- Directed by: Anthony Asquith
- Written by: Major Lloyd
- Starring: C. Aubrey Smith Madeleine Carroll Gordon Harker
- Cinematography: Francis Carver
- Production company: British Pictorial Productions Ltd
- Release date: 1935;
- Running time: 17 minutes
- Country: United Kingdom
- Language: English

= The Story of Papworth =

1935 film by Anthony Asquith

The Story of Papworth (also known as The Story of Papworth, the Village of Hope) is a 1935 British short fundraising drama film directed by Anthony Asquith and starring Madeleine Carroll, Gordon Harker and C. Aubrey Smith.

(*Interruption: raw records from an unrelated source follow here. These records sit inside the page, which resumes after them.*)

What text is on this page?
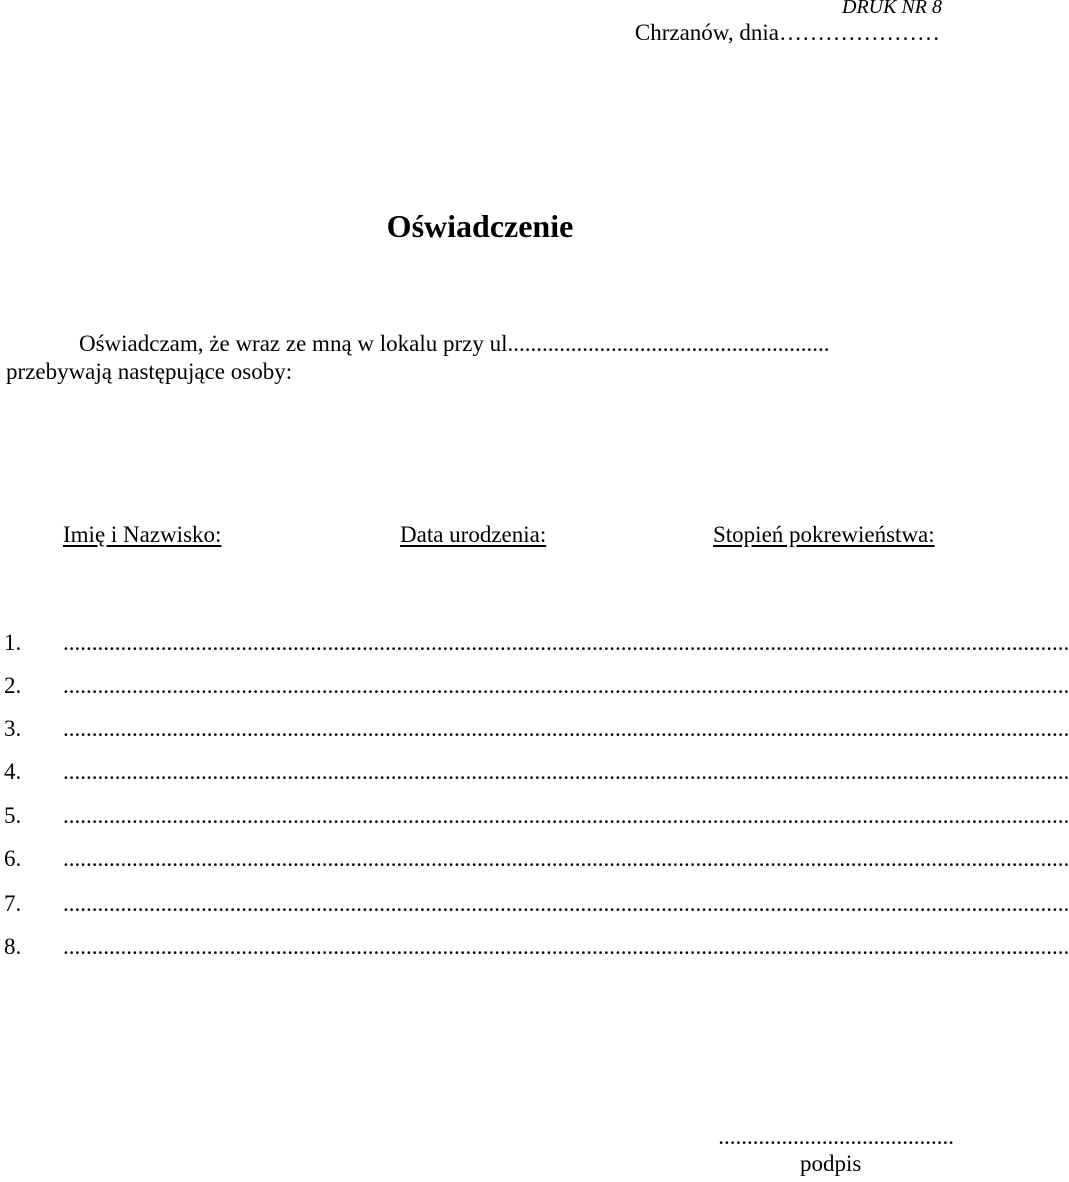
DRUK NR 8
Chrzanów, dnia…………………
Oświadczenie
Oświadczam, że wraz ze mną w lokalu przy ul........................................................
przebywają następujące osoby:
Imię i Nazwisko:	Data urodzenia:	Stopień pokrewieństwa:
1. ...............................................................................................................................................................................
2. ...............................................................................................................................................................................
3. ...............................................................................................................................................................................
4. ...............................................................................................................................................................................
5. ...............................................................................................................................................................................
6. ...............................................................................................................................................................................
7. ...............................................................................................................................................................................
8. ...............................................................................................................................................................................
.........................................
podpis
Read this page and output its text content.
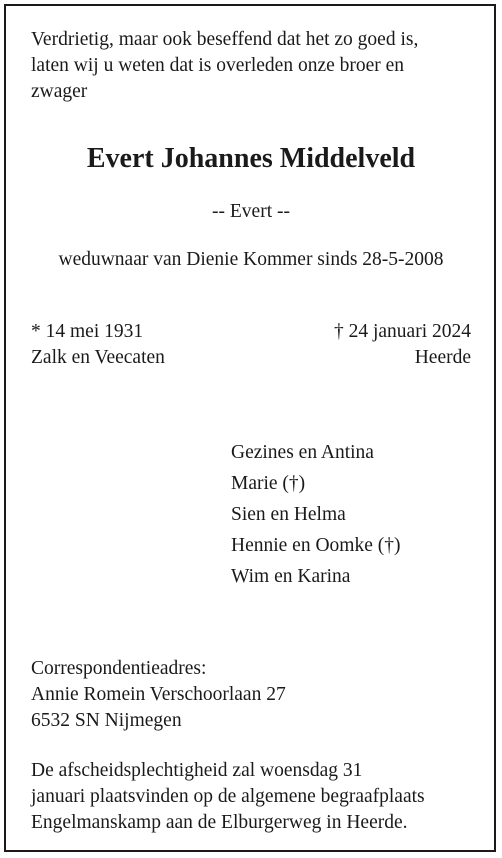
Verdrietig, maar ook beseffend dat het zo goed is,
laten wij u weten dat is overleden onze broer en
zwager
Evert Johannes Middelveld
-- Evert --
weduwnaar van Dienie Kommer sinds 28-5-2008
* 14 mei 1931
Zalk en Veecaten
† 24 januari 2024
Heerde
Gezines en Antina
Marie (†)
Sien en Helma
Hennie en Oomke (†)
Wim en Karina
Correspondentieadres:
Annie Romein Verschoorlaan 27
6532 SN Nijmegen
De afscheidsplechtigheid zal woensdag 31
januari plaatsvinden op de algemene begraafplaats
Engelmanskamp aan de Elburgerweg in Heerde.
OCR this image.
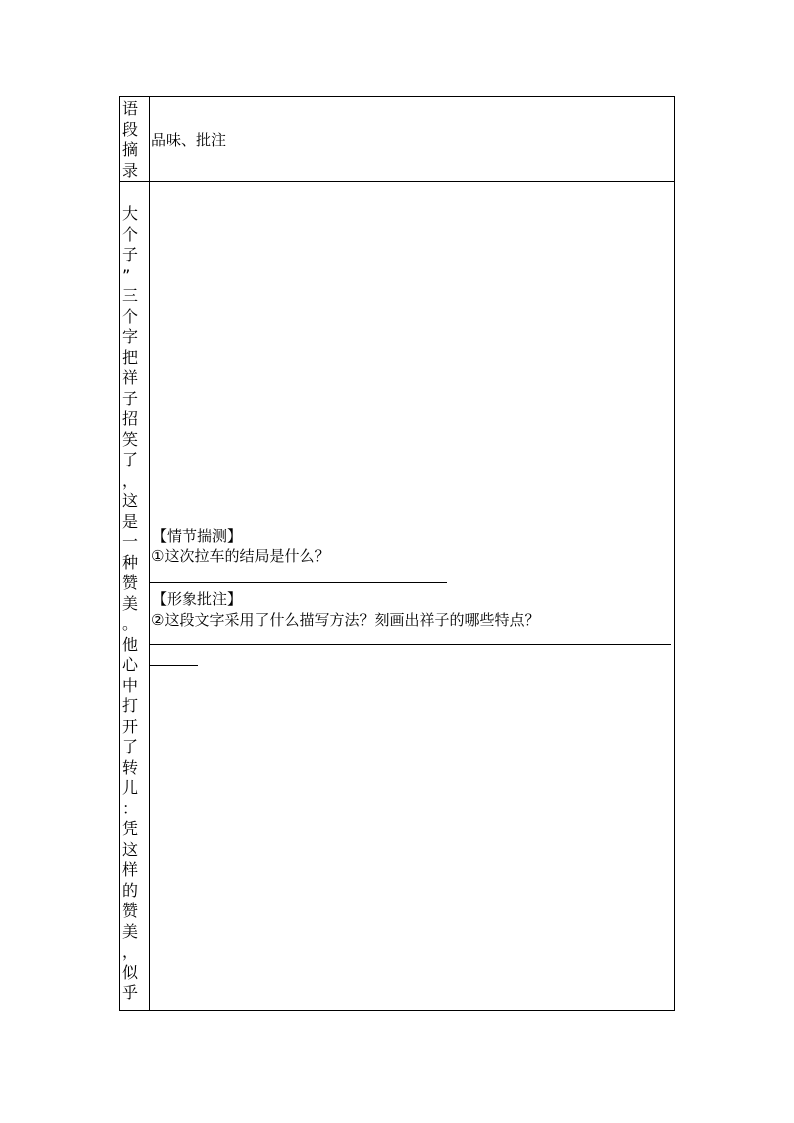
语
段
摘
录
品味、批注
大
个
子
”
三
个
字
把
祥
子
招
笑
了
，
这
是
一
种
赞
美
。
他
心
中
打
开
了
转
儿
：
凭
这
样
的
赞
美
，
似
乎
【情节揣测】
①这次拉车的结局是什么？
【形象批注】
②这段文字采用了什么描写方法？刻画出祥子的哪些特点？
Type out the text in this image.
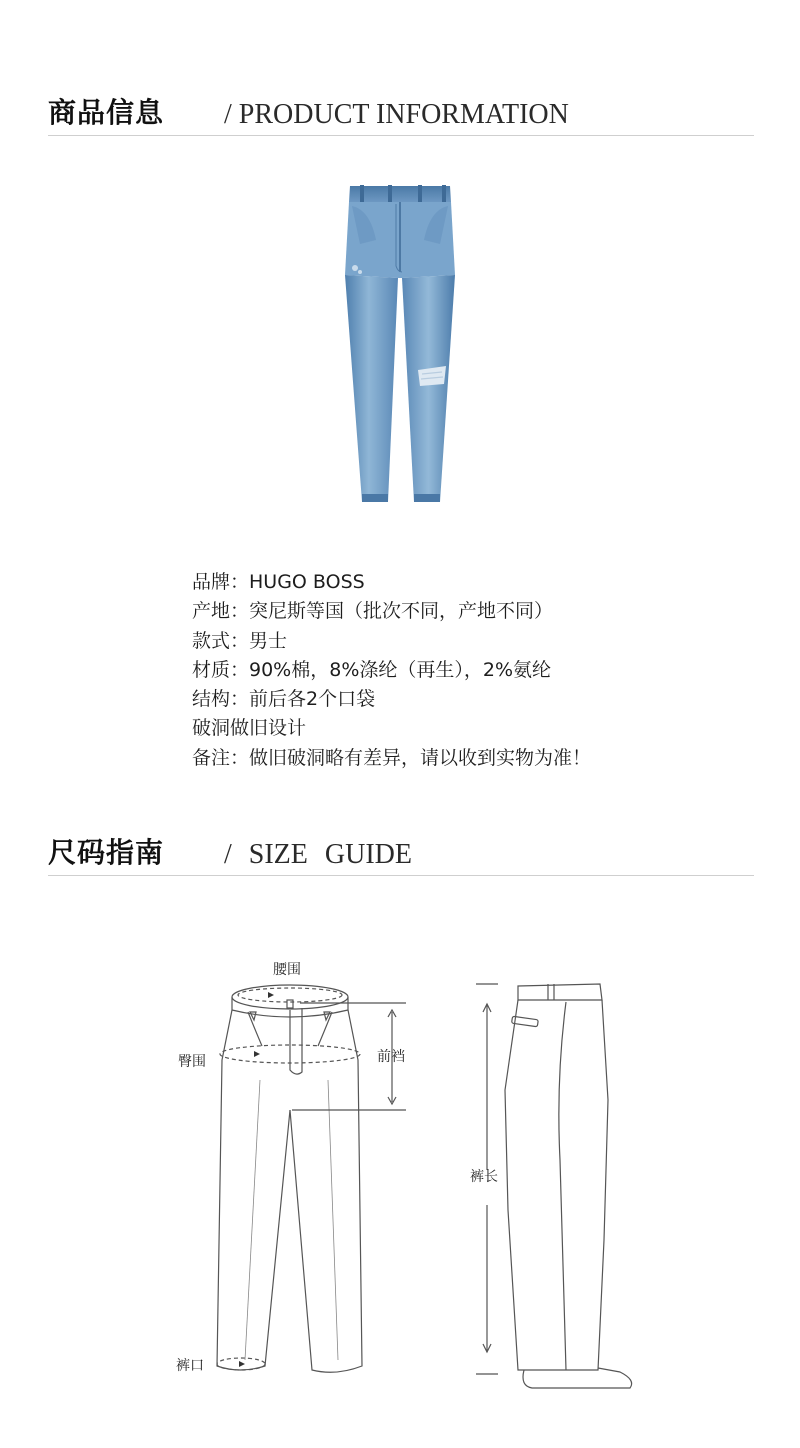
商品信息 / PRODUCT INFORMATION
品牌：HUGO BOSS
产地：突尼斯等国（批次不同，产地不同）
款式：男士
材质：90%棉，8%涤纶（再生），2%氨纶
结构：前后各2个口袋
破洞做旧设计
备注：做旧破洞略有差异，请以收到实物为准！
尺码指南 / SIZE GUIDE
腰围
臀围	前裆
裤长
裤口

The screenplay by Major Lloyd concerns a consumptive (a tuberculosis sufferer) who is saved by the village of Papworth, which raises funds for his treatment. The film was available for exhibition free of change.

== Cast ==

- C. Aubrey Smith as epilogue (narrator)
- Madeleine Carroll as the introducer (narrator)
- Gordon Harker as a working man, Henry Hawkins
- Mabel Constanduros as Mrs Hawkins
- Nicholas Hannen as the vicar
- Owen Nares as Dr Strong, the doctor

==Release==
The film shared its royal premiere before Queen Mary on 17 December 1935 at the Leicester Square Theatre with René Clair's The Ghost Goes West. The whole of the ticket proceeds was devoted to funding a nurses' home at Papworth Village Settlement.

==Reception==
Kine Weekly wrote: "Universal has undertaken the distribution of The Story of Papworth, the novel two-reel production directed for the Papworth Village Settlement by Anthony Asquith. The picture has the remarkable star cast of Madeleine Carroll, Gordon Harker. Mabel Constanduros, Owen Nares, C. Aubrey Smith and Nicholas Hannen, and while it draws attention to the excellent work done by Papworth for sufferers from tuberculosis, it has been produced on strictly entertaining lines and contains much comedy from Gordon Harker and Mabel Constanduros, in the leading roles."